Ms Loyau-Kennett said she tried to reason with the killer in an effort to focus his attention away from other potential victims, as large crowds began to huddle at the scene.
She said: “I know it’s big today but for me it was just a regular guy, just a bit upset. He was not on drugs, he was not drunk.
“He said, ‘Don’t touch, I killed him’. I said, ‘Why?’ He said: ‘He’s a British soldier. He killed people. He killed Muslim people in Muslim countries.’
“And I said: okay. So what would you like? I tried to maker him talk about how he felt. He said all the bombs dropping and blindly killing women, children...
“More and more people were starting to come. There were so many people around. I just looked around and I found it so daunting.”
However, Ms Loyau-Kennett said her thoughts were to “just carry on” talking to the man, while several woman arriving at the scene tried to shield the victim.
She said: “I wanted him to concentrate on me and make sure he doesn’t have a funny idea.
“He (the killer) told me he was a British soldier – he didn’t look like a British soldier to me, he wasn’t in uniform. But I thought if another one passes by, or is in the area...”
Asked if she was scared, the woman replied: “No – better me than a child. Unfortunately there were more and more mothers with children stopping around, so it was even more important I was talking to him and ask him what he wanted.”
Local Muslim Lucky Awale witnessed the attack as she made her way home with her sister.
She said: “When we got near we saw this guy with dark clothes holding the knife and talking like a crazy man, saying ‘this Government needs to change’, things like that. He wasn’t scared, he was saying ‘call the police’.”

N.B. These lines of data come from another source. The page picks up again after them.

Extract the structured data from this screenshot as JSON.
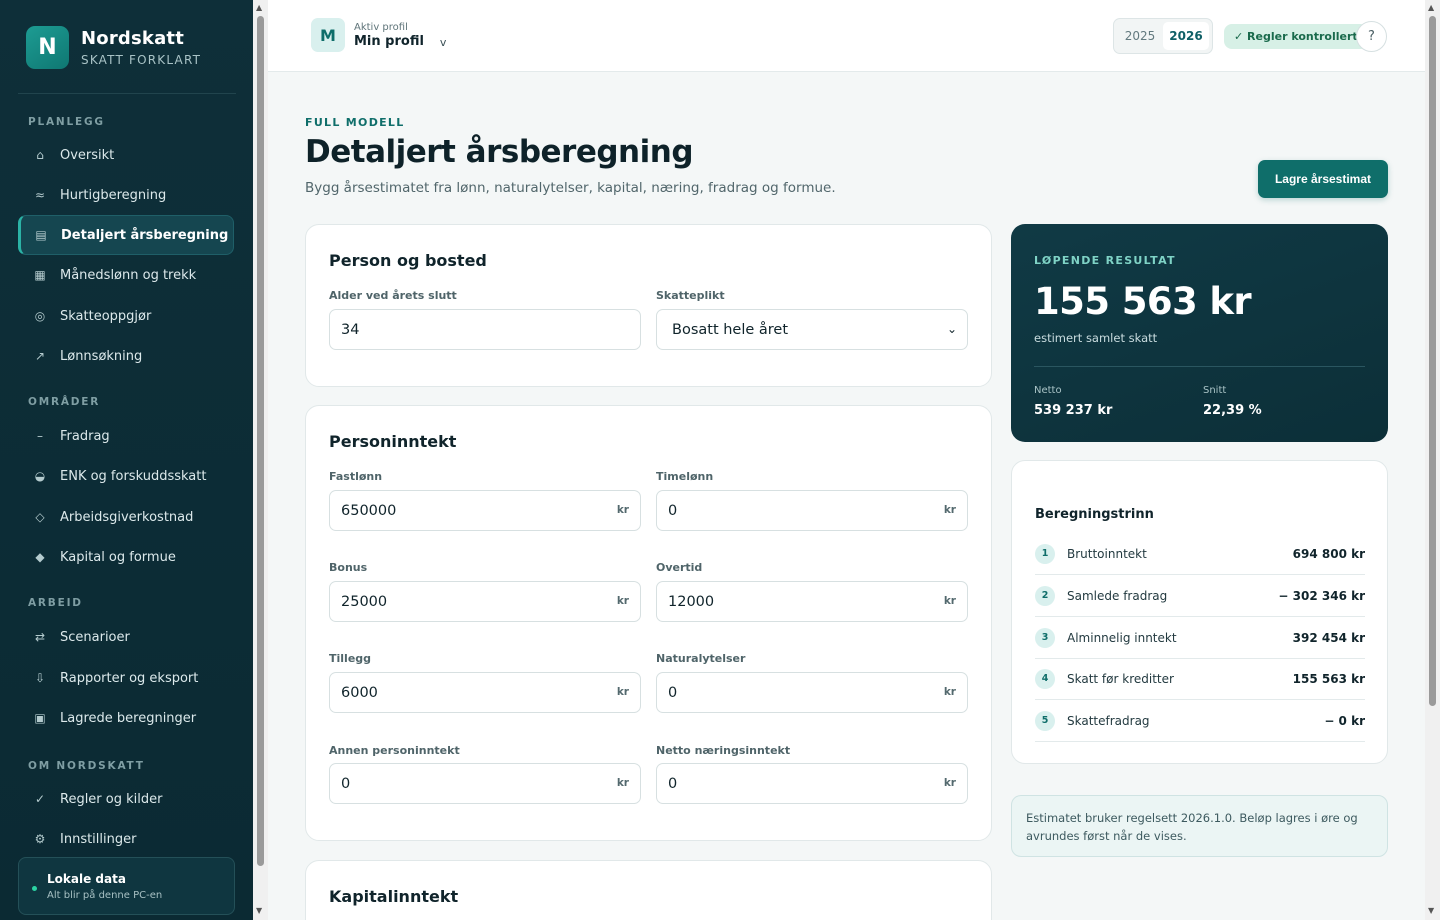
{
  "brand": {
    "logo_letter": "N",
    "name": "Nordskatt",
    "tagline": "SKATT FORKLART"
  },
  "sidebar": {
    "sections": [
      {
        "label": "PLANLEGG",
        "items": [
          {
            "label": "Oversikt",
            "icon": "⌂"
          },
          {
            "label": "Hurtigberegning",
            "icon": "≈"
          },
          {
            "label": "Detaljert årsberegning",
            "icon": "▤",
            "active": true
          },
          {
            "label": "Månedslønn og trekk",
            "icon": "▦"
          },
          {
            "label": "Skatteoppgjør",
            "icon": "◎"
          },
          {
            "label": "Lønnsøkning",
            "icon": "↗"
          }
        ]
      },
      {
        "label": "OMRÅDER",
        "items": [
          {
            "label": "Fradrag",
            "icon": "–"
          },
          {
            "label": "ENK og forskuddsskatt",
            "icon": "◒"
          },
          {
            "label": "Arbeidsgiverkostnad",
            "icon": "◇"
          },
          {
            "label": "Kapital og formue",
            "icon": "◆"
          }
        ]
      },
      {
        "label": "ARBEID",
        "items": [
          {
            "label": "Scenarioer",
            "icon": "⇄"
          },
          {
            "label": "Rapporter og eksport",
            "icon": "⇩"
          },
          {
            "label": "Lagrede beregninger",
            "icon": "▣"
          }
        ]
      },
      {
        "label": "OM NORDSKATT",
        "items": [
          {
            "label": "Regler og kilder",
            "icon": "✓"
          },
          {
            "label": "Innstillinger",
            "icon": "⚙"
          }
        ]
      }
    ],
    "local": {
      "title": "Lokale data",
      "subtitle": "Alt blir på denne PC-en"
    }
  },
  "topbar": {
    "avatar_letter": "M",
    "profile_label": "Aktiv profil",
    "profile_name": "Min profil",
    "profile_chevron": "v",
    "years": [
      "2025",
      "2026"
    ],
    "active_year": "2026",
    "rules_badge": "✓ Regler kontrollert",
    "help": "?"
  },
  "header": {
    "eyebrow": "FULL MODELL",
    "title": "Detaljert årsberegning",
    "subtitle": "Bygg årsestimatet fra lønn, naturalytelser, kapital, næring, fradrag og formue.",
    "save_label": "Lagre årsestimat"
  },
  "person": {
    "title": "Person og bosted",
    "age_label": "Alder ved årets slutt",
    "age_value": "34",
    "liability_label": "Skatteplikt",
    "liability_value": "Bosatt hele året"
  },
  "income": {
    "title": "Personinntekt",
    "unit": "kr",
    "fields": [
      {
        "label": "Fastlønn",
        "value": "650000"
      },
      {
        "label": "Timelønn",
        "value": "0"
      },
      {
        "label": "Bonus",
        "value": "25000"
      },
      {
        "label": "Overtid",
        "value": "12000"
      },
      {
        "label": "Tillegg",
        "value": "6000"
      },
      {
        "label": "Naturalytelser",
        "value": "0"
      },
      {
        "label": "Annen personinntekt",
        "value": "0"
      },
      {
        "label": "Netto næringsinntekt",
        "value": "0"
      }
    ]
  },
  "capital": {
    "title": "Kapitalinntekt"
  },
  "result": {
    "eyebrow": "LØPENDE RESULTAT",
    "total": "155 563 kr",
    "total_label": "estimert samlet skatt",
    "net_label": "Netto",
    "net_value": "539 237 kr",
    "avg_label": "Snitt",
    "avg_value": "22,39 %"
  },
  "steps": {
    "title": "Beregningstrinn",
    "rows": [
      {
        "num": "1",
        "label": "Bruttoinntekt",
        "value": "694 800 kr"
      },
      {
        "num": "2",
        "label": "Samlede fradrag",
        "value": "− 302 346 kr"
      },
      {
        "num": "3",
        "label": "Alminnelig inntekt",
        "value": "392 454 kr"
      },
      {
        "num": "4",
        "label": "Skatt før kreditter",
        "value": "155 563 kr"
      },
      {
        "num": "5",
        "label": "Skattefradrag",
        "value": "− 0 kr"
      }
    ]
  },
  "note": "Estimatet bruker regelsett 2026.1.0. Beløp lagres i øre og avrundes først når de vises."
}
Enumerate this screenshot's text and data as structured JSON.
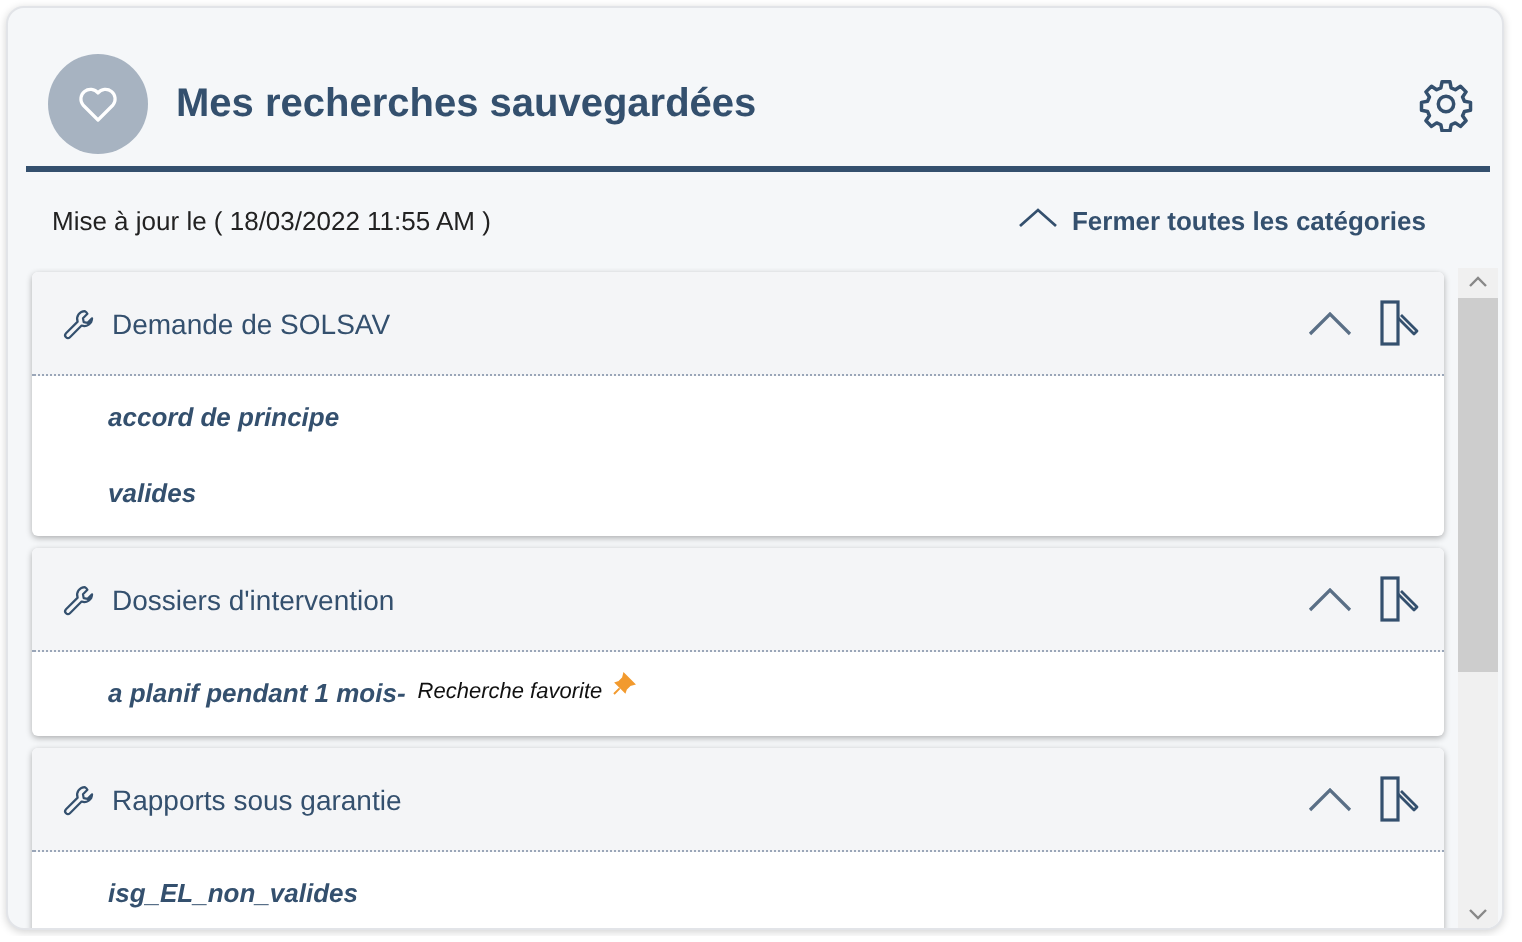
{
  "header": {
    "title": "Mes recherches sauvegardées"
  },
  "update_text": "Mise à jour le ( 18/03/2022 11:55 AM )",
  "collapse_all": "Fermer toutes les catégories",
  "categories": [
    {
      "name": "Demande de SOLSAV",
      "expanded": true,
      "items": [
        {
          "label": "accord de principe"
        },
        {
          "label": "valides"
        }
      ]
    },
    {
      "name": "Dossiers d'intervention",
      "expanded": true,
      "items": [
        {
          "label": "a planif pendant 1 mois-",
          "note": "Recherche favorite",
          "favorite": true
        }
      ]
    },
    {
      "name": "Rapports sous garantie",
      "expanded": true,
      "items": [
        {
          "label": "isg_EL_non_valides"
        }
      ]
    }
  ]
}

She said the men could not be real Muslims but suggested they had their own reasons for doing it.
“We live multiculturally, all kinds of people live here, all kinds of religions,” she added.
“For incidents like this to happen in the name of Muslims, it sends the wrong impression to people like the EDL, thinking that Muslims would be like that.”
Mrs Awale said her sympathy was with the dead man’s family and she was scared that such a violent attack could happen where she lived, adding: “We are scared as a community today. My sister lives near here and she is scared to come out, she is scared of the EDL and everything.
“Our kids are big enough to go to school by themselves but today we had to take them because we are scared.
“We are just asking for people not to take the wrong impression, the wrong idea, and take revenge on Muslims.”
David Dixon, headteacher of Mulgrave Primary School, 100 yards from the killing, said: “To have an incident of this nature take place so close to the school was obviously very shocking for pupils, staff and parents.
“At the time, no one knew the exact nature of the incident and whether there was the potential for further risk to children’s safety.
“We therefore immediately put our contingency measures in place making sure that all children were safe and helping them to stay calm, then making arrangements as soon as possible to contact parents and ensure children could safely be taken home.
“Today our priority has been to focus on ensuring children have as calm and as normal a day as possible.
“Parents have been very supportive of the school in this, despite the obvious shock at having such an incident take place in their community.
“Staff have been talking informally with children this morning about what happened, since when we have sought to have as normal a school day as possible.”